Een accountant-administratieconsulent werkt bij een kantoor dat de jaarrekeningen heeft samengesteld van een landbouwbedrijf. Tevens heeft het de jaarlijkse verrekeningen tussen de echtgenoten in verband met de tussen hen geldende huwelijkse voorwaarden opgesteld. De AA was samen met een collega vanuit het accountantskantoor betrokken bij deze dienstverlening.
Na de scheiding van de echtgenoten is de collega gevraagd om een opstelling te maken van het vermogen van de echtelieden per 31 december 2012. De collega heeft de gevraagde opstelling aan de advocaten gezonden.
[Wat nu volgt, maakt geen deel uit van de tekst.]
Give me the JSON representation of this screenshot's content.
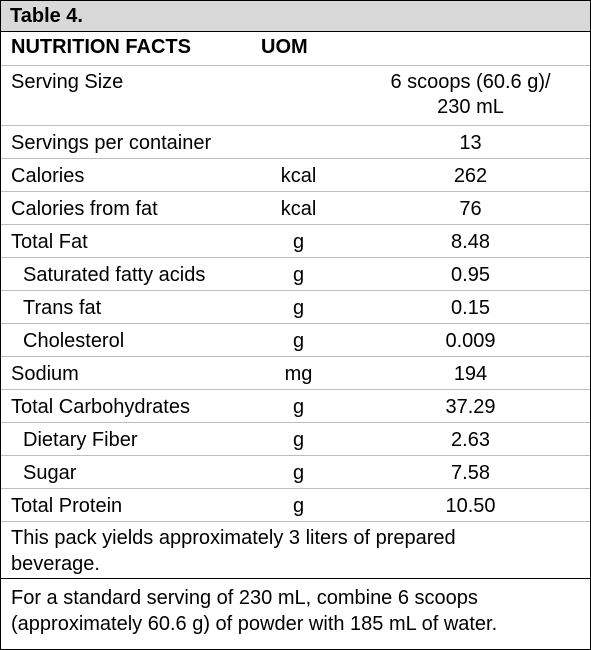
{
  "table": {
    "title": "Table 4.",
    "header": {
      "col1": "NUTRITION FACTS",
      "col2": "UOM",
      "col3": ""
    },
    "serving_size": {
      "label": "Serving Size",
      "uom": "",
      "value_line1": "6 scoops (60.6 g)/",
      "value_line2": "230 mL"
    },
    "rows": [
      {
        "label": "Servings per container",
        "uom": "",
        "value": "13"
      },
      {
        "label": "Calories",
        "uom": "kcal",
        "value": "262"
      },
      {
        "label": "Calories from fat",
        "uom": "kcal",
        "value": "76"
      },
      {
        "label": "Total Fat",
        "uom": "g",
        "value": "8.48"
      },
      {
        "label": "Saturated fatty acids",
        "uom": "g",
        "value": "0.95"
      },
      {
        "label": "Trans fat",
        "uom": "g",
        "value": "0.15"
      },
      {
        "label": "Cholesterol",
        "uom": "g",
        "value": "0.009"
      },
      {
        "label": "Sodium",
        "uom": "mg",
        "value": "194"
      },
      {
        "label": "Total Carbohydrates",
        "uom": "g",
        "value": "37.29"
      },
      {
        "label": "Dietary Fiber",
        "uom": "g",
        "value": "2.63"
      },
      {
        "label": "Sugar",
        "uom": "g",
        "value": "7.58"
      },
      {
        "label": "Total Protein",
        "uom": "g",
        "value": "10.50"
      }
    ],
    "yield_note_line1": "This pack yields approximately 3 liters of prepared",
    "yield_note_line2": "beverage.",
    "footer_line1": "For a standard serving of 230 mL, combine 6 scoops",
    "footer_line2": "(approximately 60.6 g) of powder with 185 mL of water.",
    "colors": {
      "title_background": "#d9d9d9",
      "border": "#000000",
      "row_divider": "#bdbdbd"
    }
  }
}
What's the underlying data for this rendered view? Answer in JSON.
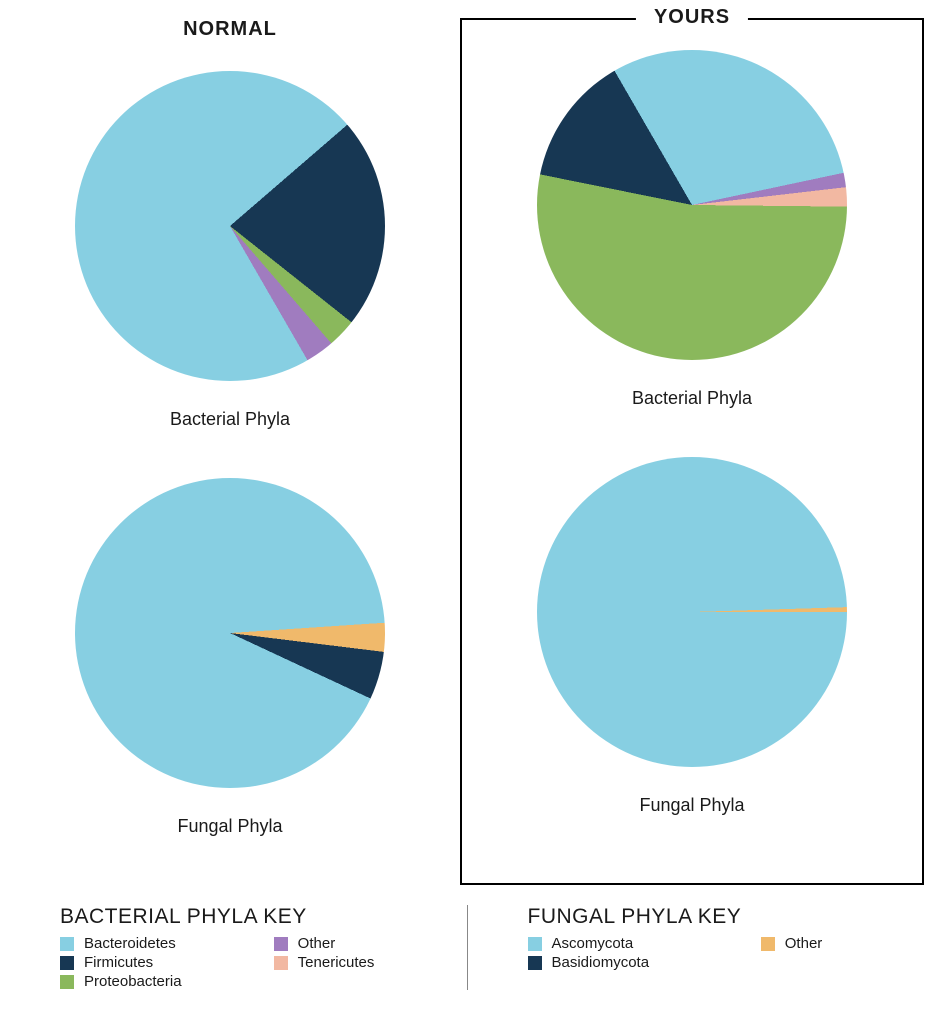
{
  "columns": {
    "normal": {
      "label": "NORMAL"
    },
    "yours": {
      "label": "YOURS"
    }
  },
  "palette": {
    "bacteroidetes": "#87cfe2",
    "firmicutes": "#173753",
    "proteobacteria": "#8ab85c",
    "tenericutes": "#f2b8a2",
    "bacterial_other": "#a07cbf",
    "ascomycota": "#87cfe2",
    "basidiomycota": "#173753",
    "fungal_other": "#f0b96b"
  },
  "charts": {
    "normal_bacterial": {
      "type": "pie",
      "caption": "Bacterial Phyla",
      "radius": 155,
      "background": "#ffffff",
      "slices": [
        {
          "label": "Bacteroidetes",
          "value": 72,
          "color": "#87cfe2"
        },
        {
          "label": "Firmicutes",
          "value": 22,
          "color": "#173753"
        },
        {
          "label": "Proteobacteria",
          "value": 3,
          "color": "#8ab85c"
        },
        {
          "label": "Other",
          "value": 3,
          "color": "#a07cbf"
        }
      ],
      "start_angle_deg": 150
    },
    "yours_bacterial": {
      "type": "pie",
      "caption": "Bacterial Phyla",
      "radius": 155,
      "background": "#ffffff",
      "slices": [
        {
          "label": "Bacteroidetes",
          "value": 30,
          "color": "#87cfe2"
        },
        {
          "label": "Other",
          "value": 1.5,
          "color": "#a07cbf"
        },
        {
          "label": "Tenericutes",
          "value": 2,
          "color": "#f2b8a2"
        },
        {
          "label": "Proteobacteria",
          "value": 53,
          "color": "#8ab85c"
        },
        {
          "label": "Firmicutes",
          "value": 13.5,
          "color": "#173753"
        }
      ],
      "start_angle_deg": -30
    },
    "normal_fungal": {
      "type": "pie",
      "caption": "Fungal Phyla",
      "radius": 155,
      "background": "#ffffff",
      "slices": [
        {
          "label": "Ascomycota",
          "value": 92,
          "color": "#87cfe2"
        },
        {
          "label": "Other",
          "value": 3,
          "color": "#f0b96b"
        },
        {
          "label": "Basidiomycota",
          "value": 5,
          "color": "#173753"
        }
      ],
      "start_angle_deg": 115
    },
    "yours_fungal": {
      "type": "pie",
      "caption": "Fungal Phyla",
      "radius": 155,
      "background": "#ffffff",
      "slices": [
        {
          "label": "Ascomycota",
          "value": 99.5,
          "color": "#87cfe2"
        },
        {
          "label": "Other",
          "value": 0.5,
          "color": "#f0b96b"
        }
      ],
      "start_angle_deg": 90
    }
  },
  "legends": {
    "bacterial": {
      "title": "BACTERIAL PHYLA KEY",
      "items": [
        {
          "label": "Bacteroidetes",
          "color": "#87cfe2"
        },
        {
          "label": "Other",
          "color": "#a07cbf"
        },
        {
          "label": "Firmicutes",
          "color": "#173753"
        },
        {
          "label": "Tenericutes",
          "color": "#f2b8a2"
        },
        {
          "label": "Proteobacteria",
          "color": "#8ab85c"
        }
      ]
    },
    "fungal": {
      "title": "FUNGAL PHYLA KEY",
      "items": [
        {
          "label": "Ascomycota",
          "color": "#87cfe2"
        },
        {
          "label": "Other",
          "color": "#f0b96b"
        },
        {
          "label": "Basidiomycota",
          "color": "#173753"
        }
      ]
    }
  }
}
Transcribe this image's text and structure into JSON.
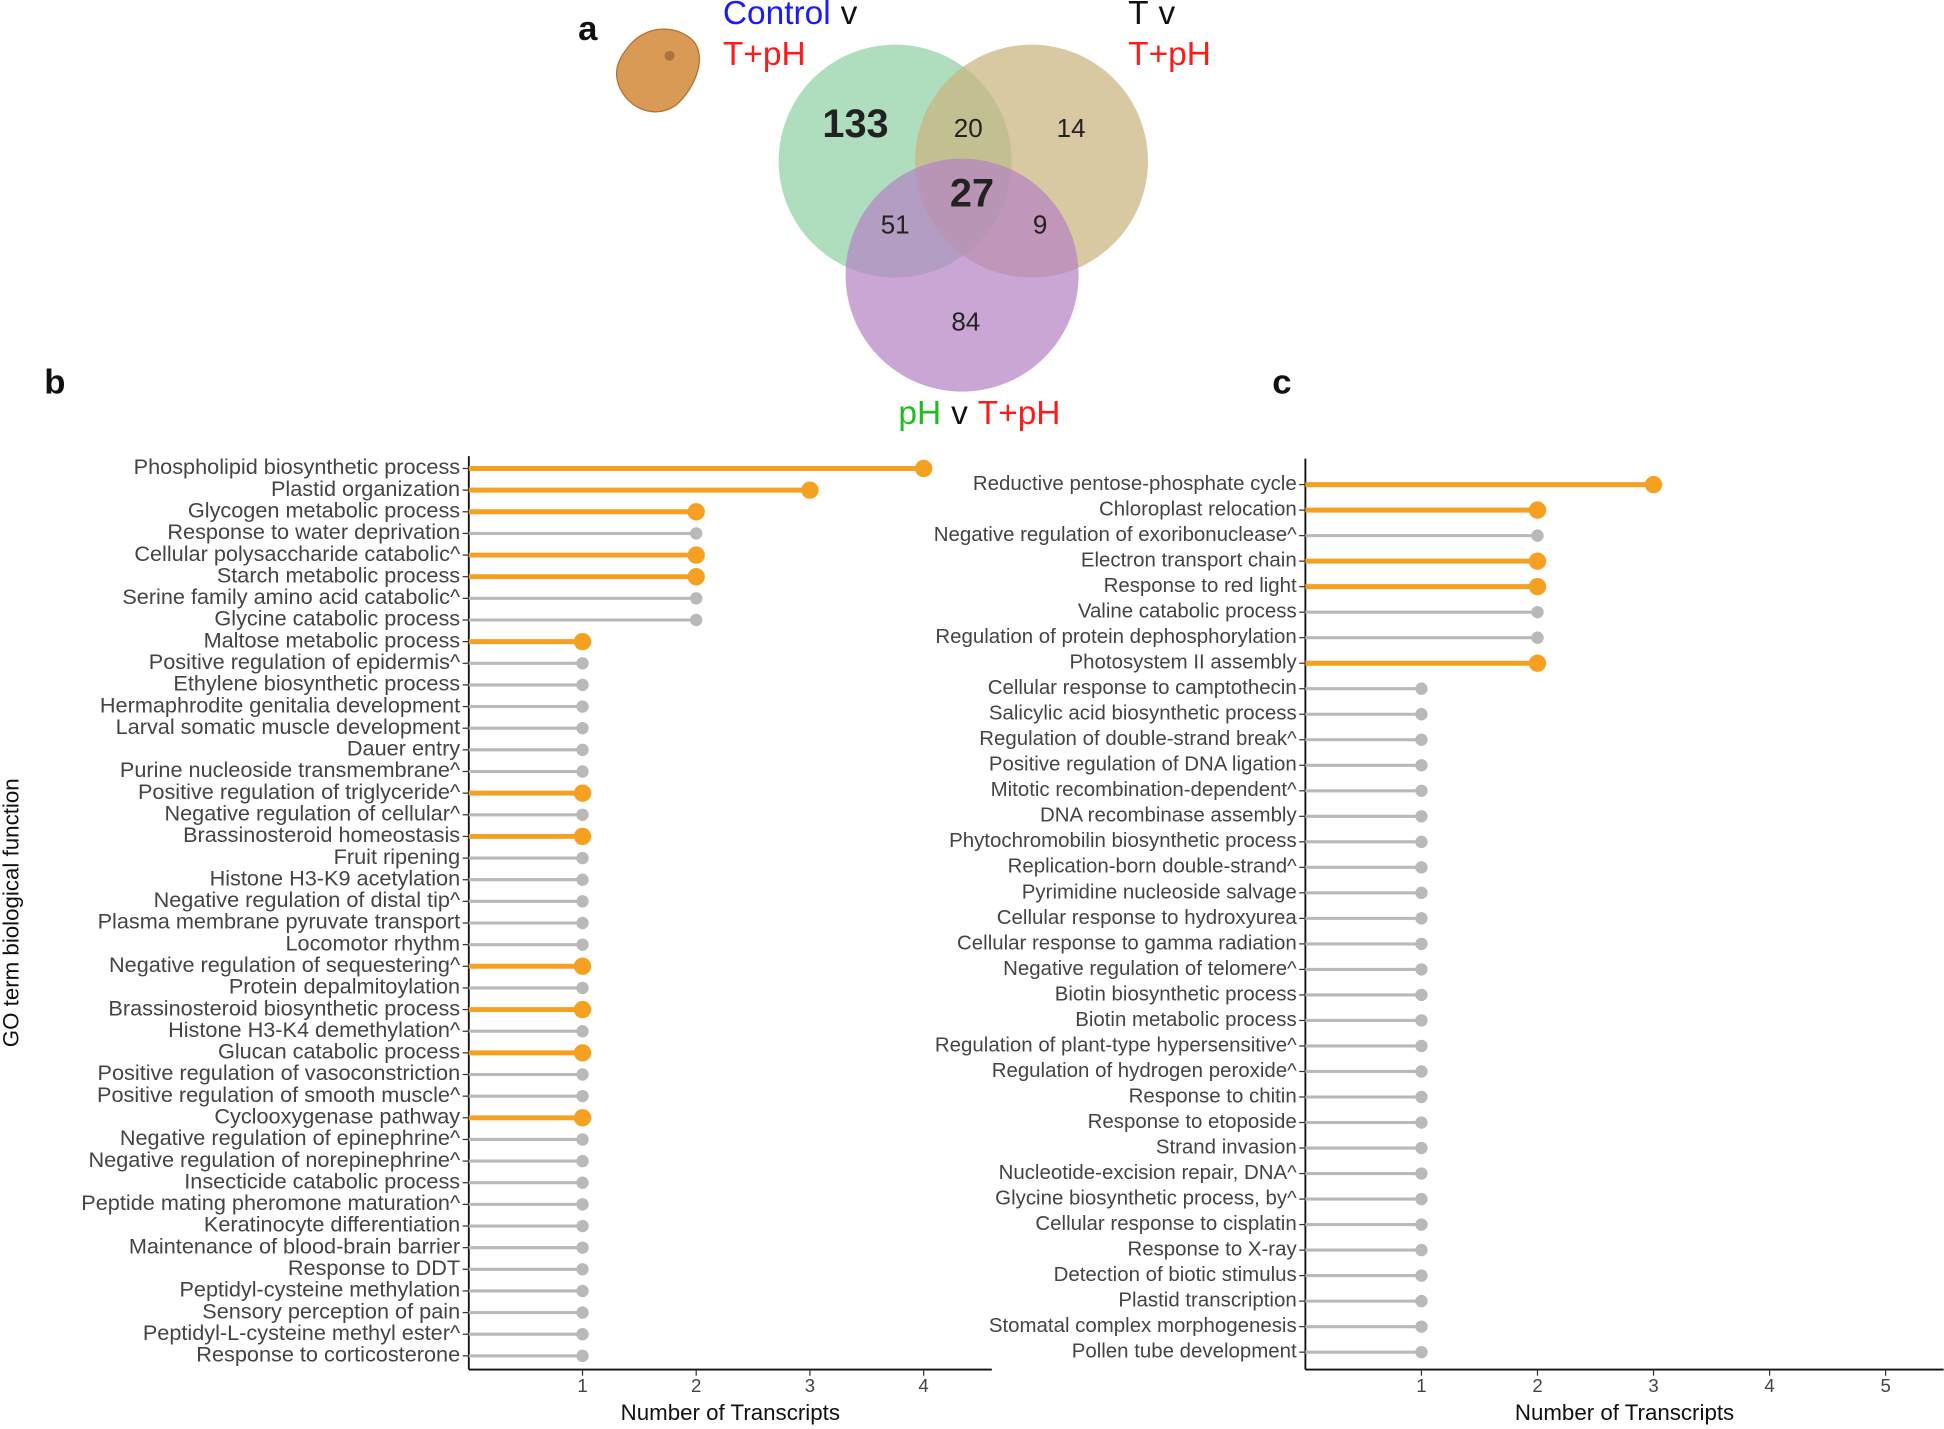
{
  "chart_data": [
    {
      "type": "venn",
      "panel": "a",
      "sets": [
        {
          "color": "#8fd1a5",
          "lines": [
            [
              {
                "text": "Control",
                "color": "#1a1aff"
              },
              {
                "text": "v",
                "color": "#111111"
              }
            ],
            [
              {
                "text": "T+pH",
                "color": "#ff1a1a"
              }
            ]
          ]
        },
        {
          "color": "#cbb47f",
          "lines": [
            [
              {
                "text": "T",
                "color": "#111111"
              },
              {
                "text": "v",
                "color": "#111111"
              }
            ],
            [
              {
                "text": "T+pH",
                "color": "#ff1a1a"
              }
            ]
          ]
        },
        {
          "color": "#b583c4",
          "lines": [
            [
              {
                "text": "pH",
                "color": "#22bb22"
              },
              {
                "text": "v",
                "color": "#111111"
              },
              {
                "text": "T+pH",
                "color": "#ff1a1a"
              }
            ]
          ]
        }
      ],
      "regions": [
        {
          "sets": [
            0
          ],
          "value": 133,
          "bold": true
        },
        {
          "sets": [
            0,
            1
          ],
          "value": 20,
          "bold": false
        },
        {
          "sets": [
            1
          ],
          "value": 14,
          "bold": false
        },
        {
          "sets": [
            0,
            1,
            2
          ],
          "value": 27,
          "bold": true
        },
        {
          "sets": [
            0,
            2
          ],
          "value": 51,
          "bold": false
        },
        {
          "sets": [
            1,
            2
          ],
          "value": 9,
          "bold": false
        },
        {
          "sets": [
            2
          ],
          "value": 84,
          "bold": false
        }
      ]
    },
    {
      "type": "lollipop",
      "panel": "b",
      "x_label": "Number of Transcripts",
      "y_label": "GO term biological function",
      "xlim": [
        0,
        4.6
      ],
      "xticks": [
        1,
        2,
        3,
        4
      ],
      "highlight_color": "#f5a020",
      "base_color": "#b9b9b9",
      "categories": [
        "Phospholipid biosynthetic process",
        "Plastid organization",
        "Glycogen metabolic process",
        "Response to water deprivation",
        "Cellular polysaccharide catabolic^",
        "Starch metabolic process",
        "Serine family amino acid catabolic^",
        "Glycine catabolic process",
        "Maltose metabolic process",
        "Positive regulation of epidermis^",
        "Ethylene biosynthetic process",
        "Hermaphrodite genitalia development",
        "Larval somatic muscle development",
        "Dauer entry",
        "Purine nucleoside transmembrane^",
        "Positive regulation of triglyceride^",
        "Negative regulation of cellular^",
        "Brassinosteroid homeostasis",
        "Fruit ripening",
        "Histone H3-K9 acetylation",
        "Negative regulation of distal tip^",
        "Plasma membrane pyruvate transport",
        "Locomotor rhythm",
        "Negative regulation of sequestering^",
        "Protein depalmitoylation",
        "Brassinosteroid biosynthetic process",
        "Histone H3-K4 demethylation^",
        "Glucan catabolic process",
        "Positive regulation of vasoconstriction",
        "Positive regulation of smooth muscle^",
        "Cyclooxygenase pathway",
        "Negative regulation of epinephrine^",
        "Negative regulation of norepinephrine^",
        "Insecticide catabolic process",
        "Peptide mating pheromone maturation^",
        "Keratinocyte differentiation",
        "Maintenance of blood-brain barrier",
        "Response to DDT",
        "Peptidyl-cysteine methylation",
        "Sensory perception of pain",
        "Peptidyl-L-cysteine methyl ester^",
        "Response to corticosterone"
      ],
      "values": [
        4,
        3,
        2,
        2,
        2,
        2,
        2,
        2,
        1,
        1,
        1,
        1,
        1,
        1,
        1,
        1,
        1,
        1,
        1,
        1,
        1,
        1,
        1,
        1,
        1,
        1,
        1,
        1,
        1,
        1,
        1,
        1,
        1,
        1,
        1,
        1,
        1,
        1,
        1,
        1,
        1,
        1
      ],
      "highlight": [
        true,
        true,
        true,
        false,
        true,
        true,
        false,
        false,
        true,
        false,
        false,
        false,
        false,
        false,
        false,
        true,
        false,
        true,
        false,
        false,
        false,
        false,
        false,
        true,
        false,
        true,
        false,
        true,
        false,
        false,
        true,
        false,
        false,
        false,
        false,
        false,
        false,
        false,
        false,
        false,
        false,
        false
      ]
    },
    {
      "type": "lollipop",
      "panel": "c",
      "x_label": "Number of Transcripts",
      "xlim": [
        0,
        5.5
      ],
      "xticks": [
        1,
        2,
        3,
        4,
        5
      ],
      "highlight_color": "#f5a020",
      "base_color": "#b9b9b9",
      "categories": [
        "Reductive pentose-phosphate cycle",
        "Chloroplast relocation",
        "Negative regulation of exoribonuclease^",
        "Electron transport chain",
        "Response to red light",
        "Valine catabolic process",
        "Regulation of protein dephosphorylation",
        "Photosystem II assembly",
        "Cellular response to camptothecin",
        "Salicylic acid biosynthetic process",
        "Regulation of double-strand break^",
        "Positive regulation of DNA ligation",
        "Mitotic recombination-dependent^",
        "DNA recombinase assembly",
        "Phytochromobilin biosynthetic process",
        "Replication-born double-strand^",
        "Pyrimidine nucleoside salvage",
        "Cellular response to hydroxyurea",
        "Cellular response to gamma radiation",
        "Negative regulation of telomere^",
        "Biotin biosynthetic process",
        "Biotin metabolic process",
        "Regulation of plant-type hypersensitive^",
        "Regulation of hydrogen peroxide^",
        "Response to chitin",
        "Response to etoposide",
        "Strand invasion",
        "Nucleotide-excision repair, DNA^",
        "Glycine biosynthetic process, by^",
        "Cellular response to cisplatin",
        "Response to X-ray",
        "Detection of biotic stimulus",
        "Plastid transcription",
        "Stomatal complex morphogenesis",
        "Pollen tube development"
      ],
      "values": [
        3,
        2,
        2,
        2,
        2,
        2,
        2,
        2,
        1,
        1,
        1,
        1,
        1,
        1,
        1,
        1,
        1,
        1,
        1,
        1,
        1,
        1,
        1,
        1,
        1,
        1,
        1,
        1,
        1,
        1,
        1,
        1,
        1,
        1,
        1
      ],
      "highlight": [
        true,
        true,
        false,
        true,
        true,
        false,
        false,
        true,
        false,
        false,
        false,
        false,
        false,
        false,
        false,
        false,
        false,
        false,
        false,
        false,
        false,
        false,
        false,
        false,
        false,
        false,
        false,
        false,
        false,
        false,
        false,
        false,
        false,
        false,
        false
      ]
    }
  ]
}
Vervolgens heeft hij ook verrekeningen in verband met de huwelijkse voorwaarden over de jaren 2009-2012 opgesteld en aan de advocaten toegezonden.
Klacht
De echtgenoot klaagt over handelen van anderen dan de AA. Zo vindt hij dat bepaalde berekeningen onjuist zijn, en ondeskundig en onzorgvuldig zijn opgesteld. Tevens vindt hij dat het accountantskantoor persisteert in het op die onjuiste berekeningen gebaseerde standpunt dat de echtgenote een vordering op hem heeft. Ook is hij van mening dat het accountantskantoor het beginsel van objectiviteit heeft geschonden door aanvankelijk in opdracht van beide echtgenoten op te treden en nadien uitsluitend ten behoeve van zijn ex-vrouw.
Gronden van de beslissing
De Accountantskamer is van mening dat de accountant onbetwist heeft aangevoerd dat hij de gewraakte berekeningen niet heeft gemaakt. En dat hij daarbij ook niet betrokken is geweest. Hij heeft daar zelfs geen wetenschap van gehad. Volgens de rechter kan de accountant dan ook niet vaktechnisch verantwoordelijk worden gehouden voor die werkzaamheden. Om die reden is hij daarop ook niet tuchtrechtelijk aanspreekbaar. Het feit dat de AA een samenstellingsverklaring heeft afgegeven bij een overzicht van de vermogens van de echtgenoten, is geen reden voor een ander oordeel, aldus de Accountantskamer. Dit handelen staat immers geheel los van de berekeningen waar het de echtgenoot om gaat. De Accountantskamer refereert hierbij naar de uitspraak van het CBb van 22 april 2014; ECLI:NL:CBB:2014:158. In die zaak heeft het College uitgesproken dat als binnen een accountantskantoor geen vaktechnische verantwoordelijkheid valt aan te wijzen, de tuchtrechtelijke aanspreekbaarheid voor handelen of nalaten van één derde die onder de naam van dat kantoor zelfstandig werkzaamheden verrichtte, niet bij een accountant kan worden gelegd die deel uitmaakt van de directie dan wel het bestuur van dat kantoor, als was het diens eigen handelen of nalaten.
Ook voor de overige twee klachtenonderdelen ontbreekt de vaktechnische verantwoordelijkheid van de accountant. Hem kan dan ook geen tuchtrechtelijk verwijt worden gemaakt, aldus de rechter.
Ongegrond
De Accountantskamer verklaart de lacht al haar onderdelen ongegrond.